Baesweiler. Der Bebauungsplan 106 sieht ein riesengroßes Neubaugebiet im Südwesten Baesweilers vor. 300 Häuser sollen entstehen, 1000 Menschen werden dort mal auf insgesamt 18 Hektar Fläche wohnen.

Am Kloshaus (B 57) / Merberener Weg wird der erste Abschnitt des Neubaugebietes Am Kloshaus in Angriff genommen. Zwischenzeitlich hat eine Öffentlichkeitsbeteiligung stattgefunden, deren Teilergebnisse im Bau- und Planungsausschuss Baesweilers – er tagte unter Vorsitz von Wolfgang Lankow – vorgestellt wurden.

Ein relevanter Punkt der Planung für den ersten Abschnitt ist ein leicht aus dem Verlauf der B 57 in nordwestliche Richtung verschobener Kreisverkehr, der die Kreuzung Kloshaus, Alsdorfer Straße und Merberener Weg ersetzt und für besseren Verkehrsfluss sorgen soll. Mit Blick auf die Belange der Landwirtschaft soll dabei der Merberener Weg auf eine Breite von acht Metern ausgebaut werden.

Ein Stück weiter Richtung Baesweiler ist auf Höhe der Straße Am Lindchen eine Querungshilfe für Fußgänger und Radfahrer vorgesehen. In der Nähe soll mindestens eine Bushaltestelle eingerichtet werden. Dieser neue Kreisel soll gegenüber den ursprünglichen Planungen vergrößert werden, erklärte die Technische Dezernentin Iris Tomczak-Pestel den Ausschussmitgliedern. Dies auch mit Rücksicht auf den Landwirtschafts- und den Radverkehr. Befürchtungen der Anwohner, dass die vorhandenen Bäume weichen müssen, entkräftete Tomczak-Pestel. Die Bäume sind zu erhalten.

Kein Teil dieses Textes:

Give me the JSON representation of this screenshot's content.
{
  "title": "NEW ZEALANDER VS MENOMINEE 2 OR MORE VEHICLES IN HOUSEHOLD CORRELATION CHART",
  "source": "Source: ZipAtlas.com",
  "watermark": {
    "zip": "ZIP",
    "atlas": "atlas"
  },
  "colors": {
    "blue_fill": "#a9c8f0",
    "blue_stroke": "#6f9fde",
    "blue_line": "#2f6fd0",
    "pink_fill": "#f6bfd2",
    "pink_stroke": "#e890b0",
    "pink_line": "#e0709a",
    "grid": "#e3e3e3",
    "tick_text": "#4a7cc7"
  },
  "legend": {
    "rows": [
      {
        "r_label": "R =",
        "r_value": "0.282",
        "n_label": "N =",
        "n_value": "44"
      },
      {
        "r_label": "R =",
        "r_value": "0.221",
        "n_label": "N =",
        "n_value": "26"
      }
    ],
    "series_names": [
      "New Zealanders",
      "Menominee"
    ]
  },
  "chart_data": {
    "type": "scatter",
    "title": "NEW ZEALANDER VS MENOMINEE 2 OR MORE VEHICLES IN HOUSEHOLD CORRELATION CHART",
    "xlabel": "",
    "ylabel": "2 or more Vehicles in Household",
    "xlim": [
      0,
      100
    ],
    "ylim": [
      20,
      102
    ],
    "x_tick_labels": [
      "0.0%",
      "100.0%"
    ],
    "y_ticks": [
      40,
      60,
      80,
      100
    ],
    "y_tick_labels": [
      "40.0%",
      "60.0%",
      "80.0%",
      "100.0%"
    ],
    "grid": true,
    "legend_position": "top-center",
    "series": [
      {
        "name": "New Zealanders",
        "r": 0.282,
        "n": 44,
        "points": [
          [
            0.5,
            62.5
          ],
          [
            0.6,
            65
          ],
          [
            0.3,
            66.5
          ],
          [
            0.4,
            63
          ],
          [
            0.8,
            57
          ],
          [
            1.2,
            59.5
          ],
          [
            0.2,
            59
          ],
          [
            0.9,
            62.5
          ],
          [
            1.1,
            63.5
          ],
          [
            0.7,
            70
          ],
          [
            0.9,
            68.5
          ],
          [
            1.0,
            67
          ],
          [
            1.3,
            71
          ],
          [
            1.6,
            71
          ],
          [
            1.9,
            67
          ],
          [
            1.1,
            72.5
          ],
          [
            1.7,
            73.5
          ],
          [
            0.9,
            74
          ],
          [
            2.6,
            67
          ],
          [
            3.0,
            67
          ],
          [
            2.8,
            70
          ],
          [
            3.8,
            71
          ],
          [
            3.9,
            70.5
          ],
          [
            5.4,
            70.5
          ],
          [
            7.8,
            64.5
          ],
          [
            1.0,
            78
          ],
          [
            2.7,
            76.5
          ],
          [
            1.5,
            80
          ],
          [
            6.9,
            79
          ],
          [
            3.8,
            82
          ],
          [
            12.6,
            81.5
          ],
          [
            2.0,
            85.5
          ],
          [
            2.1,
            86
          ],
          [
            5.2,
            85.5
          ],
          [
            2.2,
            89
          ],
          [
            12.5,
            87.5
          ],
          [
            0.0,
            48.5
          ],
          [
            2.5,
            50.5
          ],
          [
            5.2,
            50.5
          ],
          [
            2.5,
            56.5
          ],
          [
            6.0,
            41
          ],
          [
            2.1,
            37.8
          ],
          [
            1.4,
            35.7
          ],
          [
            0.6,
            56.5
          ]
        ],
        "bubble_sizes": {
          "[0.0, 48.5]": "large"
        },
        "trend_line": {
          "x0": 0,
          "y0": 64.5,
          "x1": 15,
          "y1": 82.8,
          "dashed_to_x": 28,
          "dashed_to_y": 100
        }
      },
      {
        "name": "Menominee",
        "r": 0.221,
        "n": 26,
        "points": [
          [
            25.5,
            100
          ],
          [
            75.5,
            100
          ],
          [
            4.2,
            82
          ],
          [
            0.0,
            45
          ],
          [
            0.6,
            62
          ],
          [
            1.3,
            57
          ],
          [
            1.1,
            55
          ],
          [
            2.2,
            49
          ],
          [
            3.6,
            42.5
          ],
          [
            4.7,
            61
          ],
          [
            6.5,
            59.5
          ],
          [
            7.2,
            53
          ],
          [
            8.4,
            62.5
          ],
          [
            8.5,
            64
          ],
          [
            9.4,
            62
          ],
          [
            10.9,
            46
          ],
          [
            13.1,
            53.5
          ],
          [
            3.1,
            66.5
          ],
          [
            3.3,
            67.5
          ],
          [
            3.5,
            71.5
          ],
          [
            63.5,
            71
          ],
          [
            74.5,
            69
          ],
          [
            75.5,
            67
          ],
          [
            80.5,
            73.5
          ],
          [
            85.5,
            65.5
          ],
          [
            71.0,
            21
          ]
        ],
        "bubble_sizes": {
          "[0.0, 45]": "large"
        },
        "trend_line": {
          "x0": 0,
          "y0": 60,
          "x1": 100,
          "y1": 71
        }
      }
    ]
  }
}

Auch werde man strengstens den Immissionsschutz einhalten, um keinen erhöhten Lärm am neuen Kreisel zuzulassen. Größere Rückstaus sind in keine Richtungen zu befürchten. Auch nicht in Spitzenzeiten. Im Bauabschnitt 1 soll „ein breites Spektrum an Wohnformen“ ermöglicht werden – vom freistehenden Einfamilienhaus über geförderte Wohnungen (Sozialwohnungen) bis hin zu altengerechten Etagenwohnungen.

Dabei sind direkt an der B 57 größere Gebäude geplant, die gleichsam wie eine Art Immissionsschutz für das dahinterliegende Gebiet mit Ein- und Zweifamilienhäusern wirken. Insgesamt verständigte sich der Ausschuss einstimmig darauf, den Entwurf des Bebauungsplanes als Satzung zu beschließen.